春香瞧了一眼,恭恭敬敬地福身:「殿下無事就好,奴婢還要回去向娘娘復命。」
礙於太子的威嚴,膽小的貴女嚇得連忙跑回去,有好奇的探頭往屋裡看,但什麼也沒有看到,只能遺憾回席。
聽到嘈雜的聲音漸漸遠離,姜善寧靠在窗下感慨:「還真是防人之心不可無啊,蕭雲暘長得人模狗樣的,心這麼黑。」
「阿寧日後進宮,一定要萬分小心。」他的語氣似乎有些難過,黑眸眨了眨,「我若是再厲害一點,就能保護阿寧了。」
他如今表面上還是個不受寵的皇子,在宮裡沒法護她周全,看到她被人算計,自己卻沒法為她報仇。
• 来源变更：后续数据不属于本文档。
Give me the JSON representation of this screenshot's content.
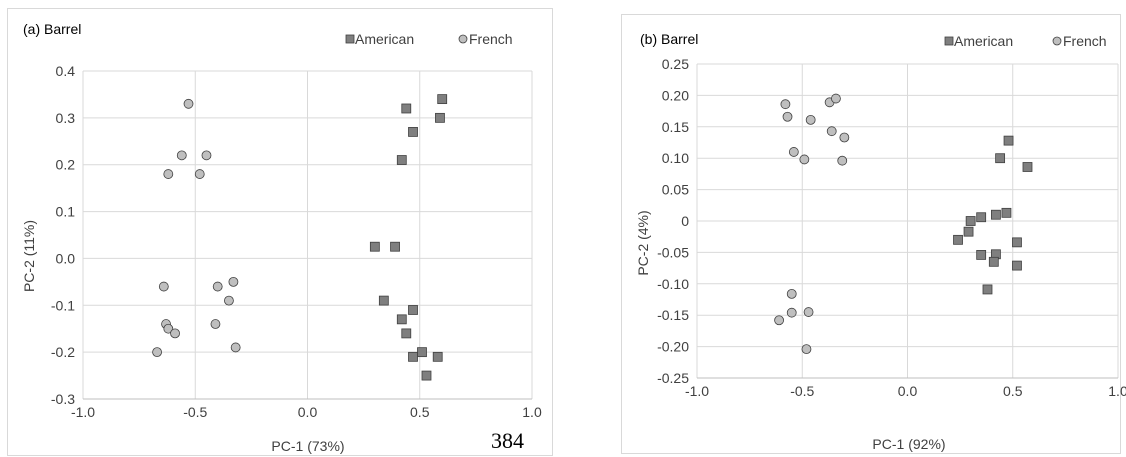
{
  "page_number": "384",
  "chart_data": [
    {
      "type": "scatter",
      "title": "(a) Barrel",
      "xlabel": "PC-1 (73%)",
      "ylabel": "PC-2 (11%)",
      "xlim": [
        -1.0,
        1.0
      ],
      "ylim": [
        -0.3,
        0.4
      ],
      "x_ticks": [
        "-1.0",
        "-0.5",
        "0.0",
        "0.5",
        "1.0"
      ],
      "y_ticks": [
        "0.4",
        "0.3",
        "0.2",
        "0.1",
        "0.0",
        "-0.1",
        "-0.2",
        "-0.3"
      ],
      "grid": true,
      "legend_position": "top-right",
      "series": [
        {
          "name": "American",
          "marker": "square",
          "color": "#7f7f7f",
          "points": [
            [
              0.44,
              0.32
            ],
            [
              0.6,
              0.34
            ],
            [
              0.59,
              0.3
            ],
            [
              0.47,
              0.27
            ],
            [
              0.42,
              0.21
            ],
            [
              0.3,
              0.025
            ],
            [
              0.39,
              0.025
            ],
            [
              0.34,
              -0.09
            ],
            [
              0.47,
              -0.11
            ],
            [
              0.42,
              -0.13
            ],
            [
              0.44,
              -0.16
            ],
            [
              0.51,
              -0.2
            ],
            [
              0.58,
              -0.21
            ],
            [
              0.47,
              -0.21
            ],
            [
              0.53,
              -0.25
            ]
          ]
        },
        {
          "name": "French",
          "marker": "circle",
          "color": "#bfbfbf",
          "points": [
            [
              -0.53,
              0.33
            ],
            [
              -0.56,
              0.22
            ],
            [
              -0.45,
              0.22
            ],
            [
              -0.48,
              0.18
            ],
            [
              -0.62,
              0.18
            ],
            [
              -0.64,
              -0.06
            ],
            [
              -0.4,
              -0.06
            ],
            [
              -0.33,
              -0.05
            ],
            [
              -0.35,
              -0.09
            ],
            [
              -0.41,
              -0.14
            ],
            [
              -0.63,
              -0.14
            ],
            [
              -0.62,
              -0.15
            ],
            [
              -0.59,
              -0.16
            ],
            [
              -0.67,
              -0.2
            ],
            [
              -0.32,
              -0.19
            ]
          ]
        }
      ]
    },
    {
      "type": "scatter",
      "title": "(b) Barrel",
      "xlabel": "PC-1 (92%)",
      "ylabel": "PC-2 (4%)",
      "xlim": [
        -1.0,
        1.0
      ],
      "ylim": [
        -0.25,
        0.25
      ],
      "x_ticks": [
        "-1.0",
        "-0.5",
        "0.0",
        "0.5",
        "1.0"
      ],
      "y_ticks": [
        "0.25",
        "0.20",
        "0.15",
        "0.10",
        "0.05",
        "0",
        "-0.05",
        "-0.10",
        "-0.15",
        "-0.20",
        "-0.25"
      ],
      "grid": true,
      "legend_position": "top-right",
      "series": [
        {
          "name": "American",
          "marker": "square",
          "color": "#7f7f7f",
          "points": [
            [
              0.48,
              0.128
            ],
            [
              0.57,
              0.086
            ],
            [
              0.44,
              0.1
            ],
            [
              0.47,
              0.013
            ],
            [
              0.42,
              0.01
            ],
            [
              0.35,
              0.006
            ],
            [
              0.3,
              0.0
            ],
            [
              0.29,
              -0.017
            ],
            [
              0.24,
              -0.03
            ],
            [
              0.52,
              -0.034
            ],
            [
              0.42,
              -0.053
            ],
            [
              0.35,
              -0.054
            ],
            [
              0.41,
              -0.065
            ],
            [
              0.52,
              -0.071
            ],
            [
              0.38,
              -0.109
            ]
          ]
        },
        {
          "name": "French",
          "marker": "circle",
          "color": "#bfbfbf",
          "points": [
            [
              -0.58,
              0.186
            ],
            [
              -0.37,
              0.189
            ],
            [
              -0.34,
              0.195
            ],
            [
              -0.57,
              0.166
            ],
            [
              -0.46,
              0.161
            ],
            [
              -0.36,
              0.143
            ],
            [
              -0.3,
              0.133
            ],
            [
              -0.54,
              0.11
            ],
            [
              -0.49,
              0.098
            ],
            [
              -0.31,
              0.096
            ],
            [
              -0.55,
              -0.116
            ],
            [
              -0.55,
              -0.146
            ],
            [
              -0.47,
              -0.145
            ],
            [
              -0.61,
              -0.158
            ],
            [
              -0.48,
              -0.204
            ]
          ]
        }
      ]
    }
  ]
}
「我知道了。」姜善寧重重點頭,抬手點在他的眉心,輕輕揉了下,「好啦,都說了不怪你,不是已經答應我要開心的嘛,不准再皺眉頭。」
蕭逐的面色緩和,唇角勾起,眸光輕顫。
「我們快回席吧,賓客們都回去了,我們再不回去,會讓人起疑的。」
剛從小路上拐出來,不知從哪裡冒出來的菘藍氣喘吁吁的跑過來:「姑娘,姑娘,方才有宮女讓我幫忙拿食盒,我本來是不想幫忙的,但是她一直纏著我,等我再脫身回來是就找不見您了。您去哪裡了?怎麼把衣裳都換了?沒出什麼事情吧?」
「我沒事。」姜善寧將換下來的衣裳交給她。
一面暗忖,太子既然要給她下套,肯定會提前找人支開她的丫鬟,菘藍並不知情,也不怪她那個時候沒在。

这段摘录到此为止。